Die Detektive zeigten ganz einfach als Vertreter der Detektei Kroll Interesse am Erwerb der Trojanersuite. Nach und nach ergaben die Ermittlungen, dass dieser Zwischenhändler namens "Velasco" auch Vizepräsident eines Start-Ups namens ReaQta ist. Beim CEO der Firma handelt es sich um einen ehemaligen leitenden Entwickler, der für HT jahrelang auf den ISS-Überwachungsmessen aufgetreten war. Das Produkt von ReaQta ist eine Netzwerküberwachungssuite für Unternehmen zur Erkennung und Abwehr von Trojanerangriffen, auch die Galileo-Suite wird erkannt.
Ausblick für die Überwachungsbranche
Diese Geschäftsmethoden erklären sich aus den Umsätzen, die in dieser Branche getätigt werden. Allein in Mexiko, Italien, Saudi Arabien und Chile wurden von HT mit etwa zwei Dutzend Angestellten fast 20 Millionen Dollar umgesetzt. Ähnlich profitabel muss die deutsch-britische Gamma Group, deren Spionagesuite FinFisher in direkter Konkurrenz zu HT-Galileo steht, gewesen sein, bis sie im August 2014 gehackt wurde. Die Geschäftspraktiken beider Firmen sind ebenso zum Verwechseln ähnlich, auch von Gamma wurden repressive Regimes rund um die Welt mit Überwachungssoftware ausgestattet.

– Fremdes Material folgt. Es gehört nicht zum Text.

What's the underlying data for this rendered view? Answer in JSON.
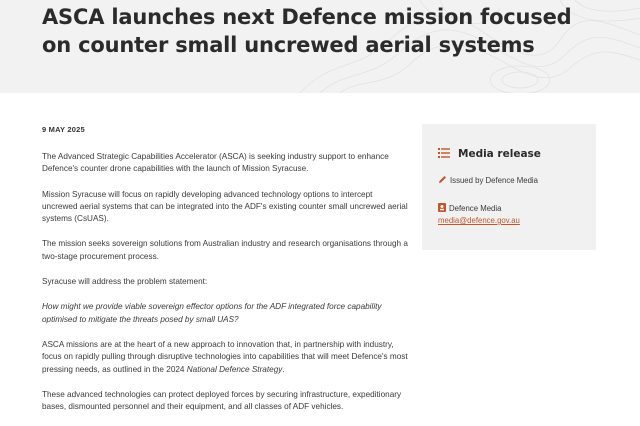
{
  "hero": {
    "title": "ASCA launches next Defence mission focused on counter small uncrewed aerial systems"
  },
  "article": {
    "date": "9 MAY 2025",
    "paragraphs": [
      "The Advanced Strategic Capabilities Accelerator (ASCA) is seeking industry support to enhance Defence's counter drone capabilities with the launch of Mission Syracuse.",
      "Mission Syracuse will focus on rapidly developing advanced technology options to intercept uncrewed aerial systems that can be integrated into the ADF's existing counter small uncrewed aerial systems (CsUAS).",
      "The mission seeks sovereign solutions from Australian industry and research organisations through a two-stage procurement process.",
      "Syracuse will address the problem statement:",
      "How might we provide viable sovereign effector options for the ADF integrated force capability optimised to mitigate the threats posed by small UAS?",
      "ASCA missions are at the heart of a new approach to innovation that, in partnership with industry, focus on rapidly pulling through disruptive technologies into capabilities that will meet Defence's most pressing needs, as outlined in the 2024",
      "National Defence Strategy",
      ".",
      "These advanced technologies can protect deployed forces by securing infrastructure, expeditionary bases, dismounted personnel and their equipment, and all classes of ADF vehicles."
    ]
  },
  "sidebar": {
    "title": "Media release",
    "issued_by": "Issued by Defence Media",
    "contact_name": "Defence Media",
    "contact_email": "media@defence.gov.au"
  },
  "colors": {
    "accent": "#c2562b",
    "hero_bg": "#f2f2f2",
    "sidebar_bg": "#f1f1f1"
  },
  "icons": {
    "media_release": "list-icon",
    "issued_by": "pencil-icon",
    "contact": "contact-card-icon"
  }
}
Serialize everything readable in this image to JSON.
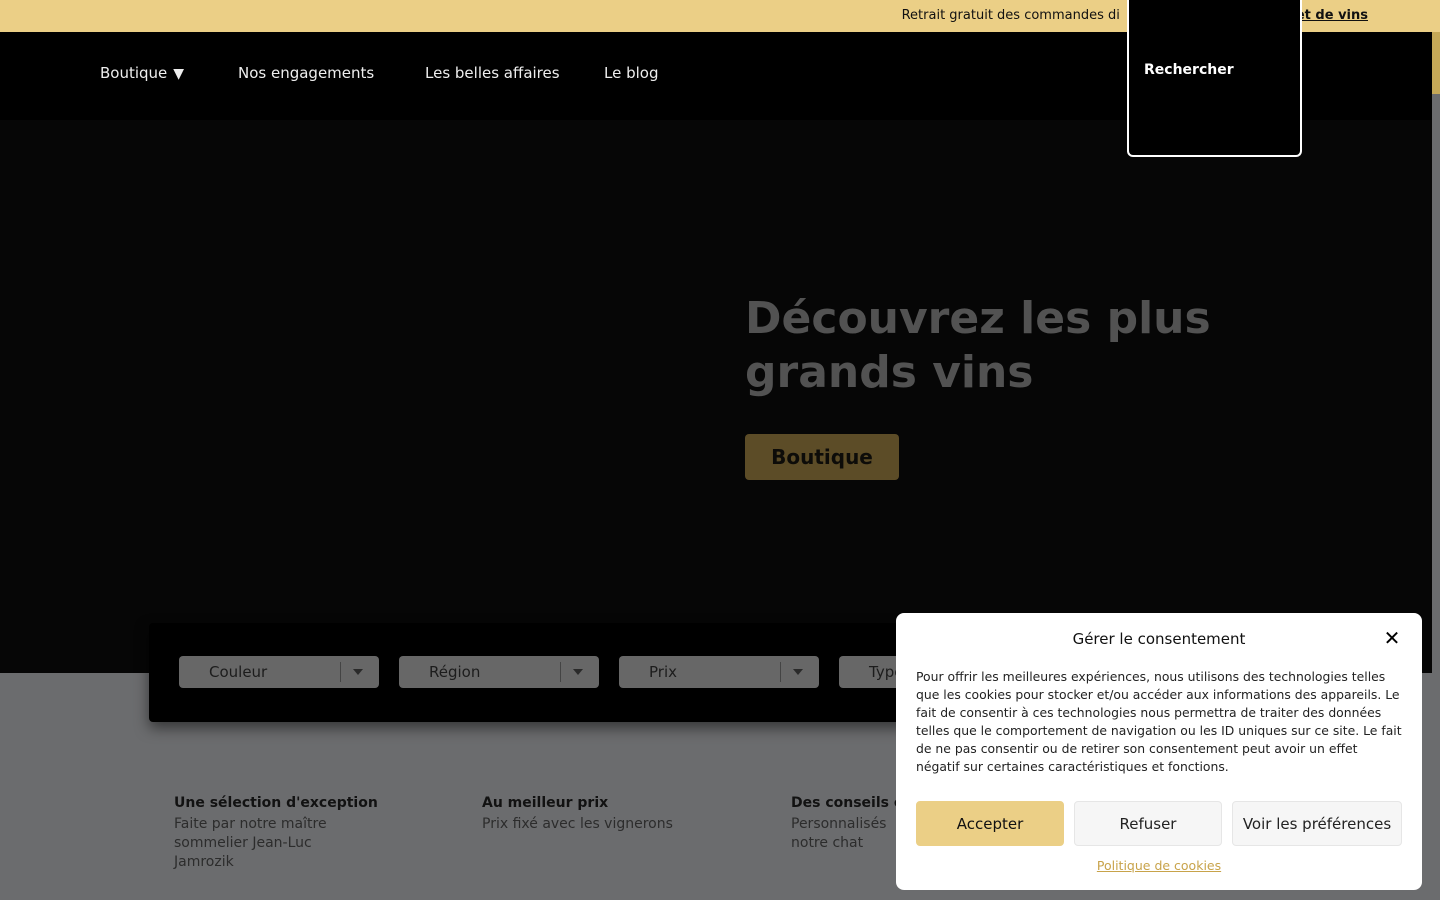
{
  "topbar": {
    "text": "Retrait gratuit des commandes di",
    "link": "et de vins"
  },
  "nav": {
    "items": [
      "Boutique",
      "Nos engagements",
      "Les belles affaires",
      "Le blog"
    ],
    "caret": "▼",
    "search_label": "Rechercher"
  },
  "hero": {
    "title": "Découvrez les plus grands vins",
    "button": "Boutique"
  },
  "filters": [
    "Couleur",
    "Région",
    "Prix",
    "Type"
  ],
  "features": [
    {
      "title": "Une sélection d'exception",
      "desc": "Faite par notre maître sommelier Jean-Luc Jamrozik"
    },
    {
      "title": "Au meilleur prix",
      "desc": "Prix fixé avec les vignerons"
    },
    {
      "title": "Des conseils e",
      "desc": "Personnalisés notre chat"
    }
  ],
  "cookie": {
    "title": "Gérer le consentement",
    "close": "✕",
    "text": "Pour offrir les meilleures expériences, nous utilisons des technologies telles que les cookies pour stocker et/ou accéder aux informations des appareils. Le fait de consentir à ces technologies nous permettra de traiter des données telles que le comportement de navigation ou les ID uniques sur ce site. Le fait de ne pas consentir ou de retirer son consentement peut avoir un effet négatif sur certaines caractéristiques et fonctions.",
    "accept": "Accepter",
    "refuse": "Refuser",
    "prefs": "Voir les préférences",
    "policy": "Politique de cookies"
  },
  "colors": {
    "accent": "#ebcf86",
    "hero_button": "#5c4c27"
  }
}
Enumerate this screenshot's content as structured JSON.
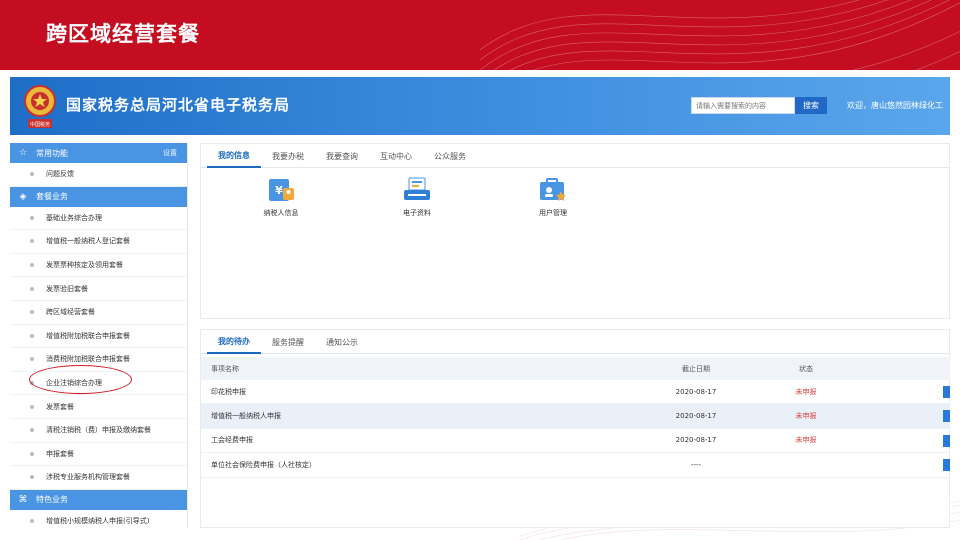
{
  "slide": {
    "title": "跨区域经营套餐"
  },
  "portal": {
    "site_name": "国家税务总局河北省电子税务局",
    "emblem_caption": "中国税务",
    "search": {
      "placeholder": "请输入需要搜索的内容",
      "button_label": "搜索"
    },
    "welcome_text": "欢迎，唐山悠然园林绿化工"
  },
  "sidebar": {
    "sections": [
      {
        "label": "常用功能",
        "icon": "star-icon",
        "setting": "设置"
      },
      {
        "label": "套餐业务",
        "icon": "layers-icon"
      },
      {
        "label": "特色业务",
        "icon": "cluster-icon"
      }
    ],
    "common_items": [
      "问题反馈"
    ],
    "package_items": [
      "基础业务综合办理",
      "增值税一般纳税人登记套餐",
      "发票票种核定及领用套餐",
      "发票验旧套餐",
      "跨区域经营套餐",
      "增值税附加税联合申报套餐",
      "消费税附加税联合申报套餐",
      "企业注销综合办理",
      "发票套餐",
      "清税注销税（费）申报及缴纳套餐",
      "申报套餐",
      "涉税专业服务机构管理套餐"
    ],
    "special_items": [
      "增值税小规模纳税人申报(引导式)"
    ]
  },
  "info_panel": {
    "tabs": [
      "我的信息",
      "我要办税",
      "我要查询",
      "互动中心",
      "公众服务"
    ],
    "active_tab": 0,
    "quick_links": [
      {
        "label": "纳税人信息",
        "icon": "taxpayer-info-icon"
      },
      {
        "label": "电子资料",
        "icon": "electronic-data-icon"
      },
      {
        "label": "用户管理",
        "icon": "user-management-icon"
      }
    ]
  },
  "todo_panel": {
    "tabs": [
      "我的待办",
      "服务提醒",
      "通知公示"
    ],
    "active_tab": 0,
    "columns": [
      "事项名称",
      "截止日期",
      "状态"
    ],
    "rows": [
      {
        "name": "印花税申报",
        "deadline": "2020-08-17",
        "status": "未申报"
      },
      {
        "name": "增值税一般纳税人申报",
        "deadline": "2020-08-17",
        "status": "未申报"
      },
      {
        "name": "工会经费申报",
        "deadline": "2020-08-17",
        "status": "未申报"
      },
      {
        "name": "单位社会保险费申报（人社核定）",
        "deadline": "----",
        "status": ""
      }
    ]
  },
  "colors": {
    "banner_red": "#c40d21",
    "header_blue": "#2a7bd4",
    "sidebar_head_blue": "#4a95e3",
    "active_tab_blue": "#1c6ac0",
    "status_red": "#e23c3c",
    "highlight_red": "#d21c23"
  }
}
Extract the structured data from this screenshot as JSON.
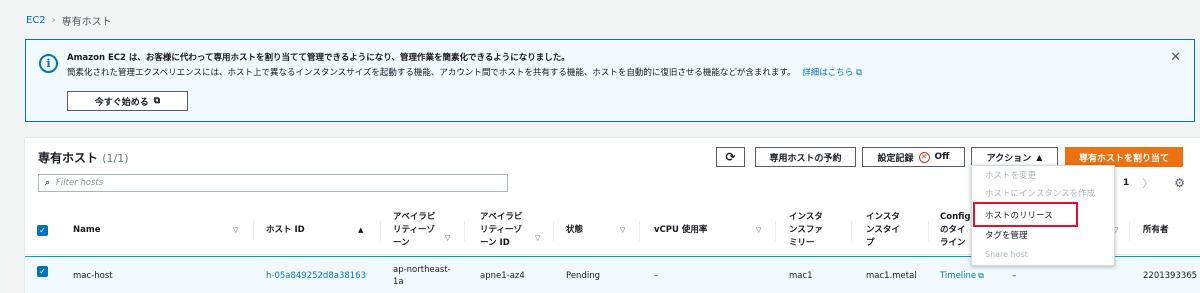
{
  "breadcrumb": {
    "root": "EC2",
    "current": "専有ホスト"
  },
  "banner": {
    "title": "Amazon EC2 は、お客様に代わって専用ホストを割り当てて管理できるようになり、管理作業を簡素化できるようになりました。",
    "description": "簡素化された管理エクスペリエンスには、ホスト上で異なるインスタンスサイズを起動する機能、アカウント間でホストを共有する機能、ホストを自動的に復旧させる機能などが含まれます。",
    "learn_more": "詳細はこちら",
    "start_button": "今すぐ始める"
  },
  "panel": {
    "title": "専有ホスト",
    "count": "(1/1)",
    "reserve_button": "専用ホストの予約",
    "settings_label": "設定記録",
    "settings_state": "Off",
    "actions_button": "アクション",
    "allocate_button": "専有ホストを割り当て",
    "search_placeholder": "Filter hosts",
    "page": "1"
  },
  "table": {
    "columns": [
      {
        "label": "Name"
      },
      {
        "label": "ホスト ID"
      },
      {
        "label": "アベイラビ\nリティーゾ\nーン"
      },
      {
        "label": "アベイラビ\nリティーゾ\nーン ID"
      },
      {
        "label": "状態"
      },
      {
        "label": "vCPU 使用率"
      },
      {
        "label": "インスタ\nンスファ\nミリー"
      },
      {
        "label": "インスタ\nンスタイ\nプ"
      },
      {
        "label": "Config\nのタイ\nライン"
      },
      {
        "label": "所有者"
      }
    ],
    "row": {
      "name": "mac-host",
      "host_id": "h-05a849252d8a38163",
      "az": "ap-northeast-\n1a",
      "az_id": "apne1-az4",
      "state": "Pending",
      "vcpu": "–",
      "family": "mac1",
      "type": "mac1.metal",
      "timeline": "Timeline",
      "extra": "–",
      "owner": "2201393365"
    }
  },
  "actions_menu": {
    "items": [
      {
        "label": "ホストを変更",
        "disabled": true
      },
      {
        "label": "ホストにインスタンスを作成",
        "disabled": true
      },
      {
        "label": "ホストのリリース",
        "disabled": false
      },
      {
        "label": "タグを管理",
        "disabled": false
      },
      {
        "label": "Share host",
        "disabled": true
      }
    ]
  },
  "colors": {
    "accent": "#0073bb",
    "primary_button": "#ec7211",
    "highlight": "#e0112b"
  },
  "icons": [
    "info-icon",
    "close-icon",
    "external-link-icon",
    "refresh-icon",
    "off-status-icon",
    "caret-up-icon",
    "search-icon",
    "chevron-right-icon",
    "gear-icon",
    "sort-icon",
    "checkbox-checked-icon"
  ]
}
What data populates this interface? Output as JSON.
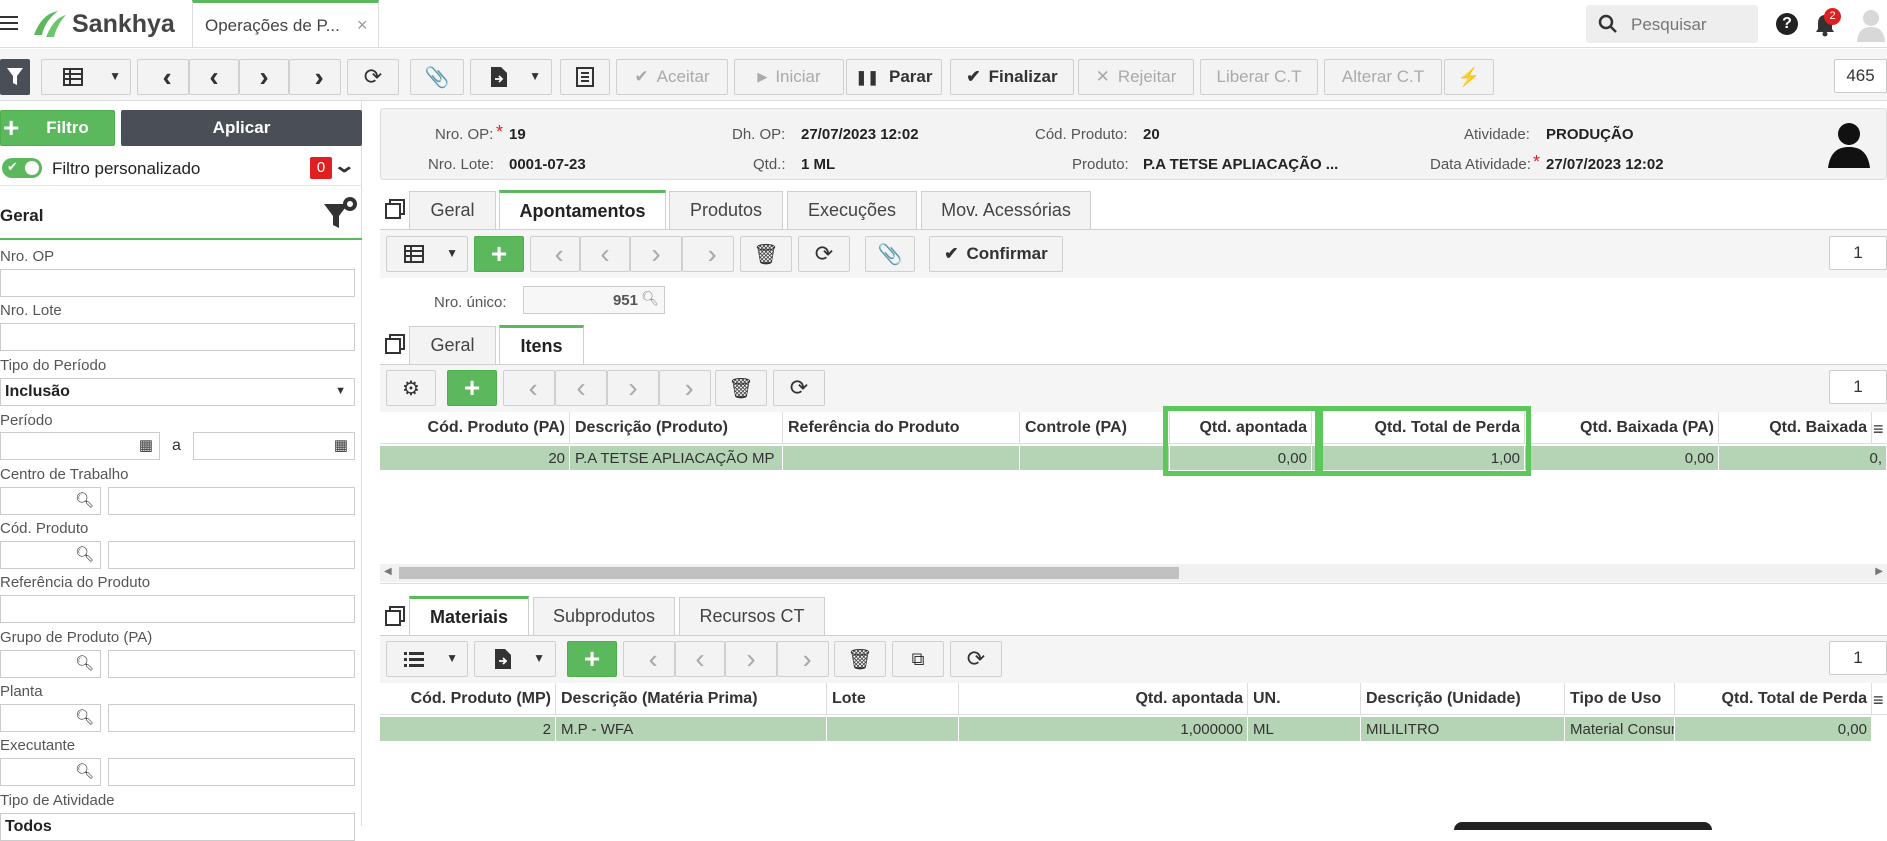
{
  "app": {
    "brand": "Sankhya",
    "tab_title": "Operações de P...",
    "search_placeholder": "Pesquisar",
    "notif_count": "2"
  },
  "toolbar": {
    "aceitar": "Aceitar",
    "iniciar": "Iniciar",
    "parar": "Parar",
    "finalizar": "Finalizar",
    "rejeitar": "Rejeitar",
    "liberar": "Liberar C.T",
    "alterar": "Alterar C.T",
    "counter": "465"
  },
  "sidebar": {
    "filtro_label": "Filtro",
    "aplicar_label": "Aplicar",
    "custom_filter_label": "Filtro personalizado",
    "custom_filter_count": "0",
    "section_title": "Geral",
    "fields": {
      "nro_op": "Nro. OP",
      "nro_lote": "Nro. Lote",
      "tipo_periodo": "Tipo do Período",
      "tipo_periodo_value": "Inclusão",
      "periodo": "Período",
      "periodo_sep": "a",
      "centro_trabalho": "Centro de Trabalho",
      "cod_produto": "Cód. Produto",
      "ref_produto": "Referência do Produto",
      "grupo_produto": "Grupo de Produto (PA)",
      "planta": "Planta",
      "executante": "Executante",
      "tipo_atividade": "Tipo de Atividade",
      "tipo_atividade_value": "Todos"
    }
  },
  "header": {
    "nro_op_label": "Nro. OP:",
    "nro_op": "19",
    "dh_op_label": "Dh. OP:",
    "dh_op": "27/07/2023 12:02",
    "cod_produto_label": "Cód. Produto:",
    "cod_produto": "20",
    "atividade_label": "Atividade:",
    "atividade": "PRODUÇÃO",
    "nro_lote_label": "Nro. Lote:",
    "nro_lote": "0001-07-23",
    "qtd_label": "Qtd.:",
    "qtd": "1 ML",
    "produto_label": "Produto:",
    "produto": "P.A TETSE APLIACAÇÃO ...",
    "data_atividade_label": "Data Atividade:",
    "data_atividade": "27/07/2023 12:02"
  },
  "main_tabs": [
    "Geral",
    "Apontamentos",
    "Produtos",
    "Execuções",
    "Mov. Acessórias"
  ],
  "apont": {
    "confirmar": "Confirmar",
    "counter": "1",
    "nro_unico_label": "Nro. único:",
    "nro_unico": "951"
  },
  "sub_tabs": [
    "Geral",
    "Itens"
  ],
  "itens": {
    "counter": "1",
    "columns": [
      "Cód. Produto (PA)",
      "Descrição (Produto)",
      "Referência do Produto",
      "Controle (PA)",
      "Qtd. apontada",
      "Qtd. Total de Perda",
      "Qtd. Baixada (PA)",
      "Qtd. Baixada"
    ],
    "row": [
      "20",
      "P.A TETSE APLIACAÇÃO MP",
      "",
      "",
      "0,00",
      "1,00",
      "0,00",
      "0,"
    ]
  },
  "bottom_tabs": [
    "Materiais",
    "Subprodutos",
    "Recursos CT"
  ],
  "materiais": {
    "counter": "1",
    "columns": [
      "Cód. Produto (MP)",
      "Descrição (Matéria Prima)",
      "Lote",
      "Qtd. apontada",
      "UN.",
      "Descrição (Unidade)",
      "Tipo de Uso",
      "Qtd. Total de Perda"
    ],
    "row": [
      "2",
      "M.P - WFA",
      "",
      "1,000000",
      "ML",
      "MILILITRO",
      "Material Consur",
      "0,00"
    ]
  },
  "colors": {
    "accent": "#5cb85c",
    "dark_button": "#4a4f57",
    "row_selected": "#b5d4b5",
    "badge_red": "#e02020"
  }
}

Nachdem sie so in Rampenlicht gezerrt wurde, ist es um Gamma zwischendurch ziemlich still geworden, zumal Öffentlichkeit auf Firmen aus dieser Schattenbranche Ähnliches bewirkt wie Tageslicht bei Vampiren.
Auf der ISS-World Afrika, die am 27. Juli in Johannesburg beginnt, stehen auch mehrere Vorträge von Hacking Team auf dem Programm, fraglich ist nur, ob sie auch stattfinden werden.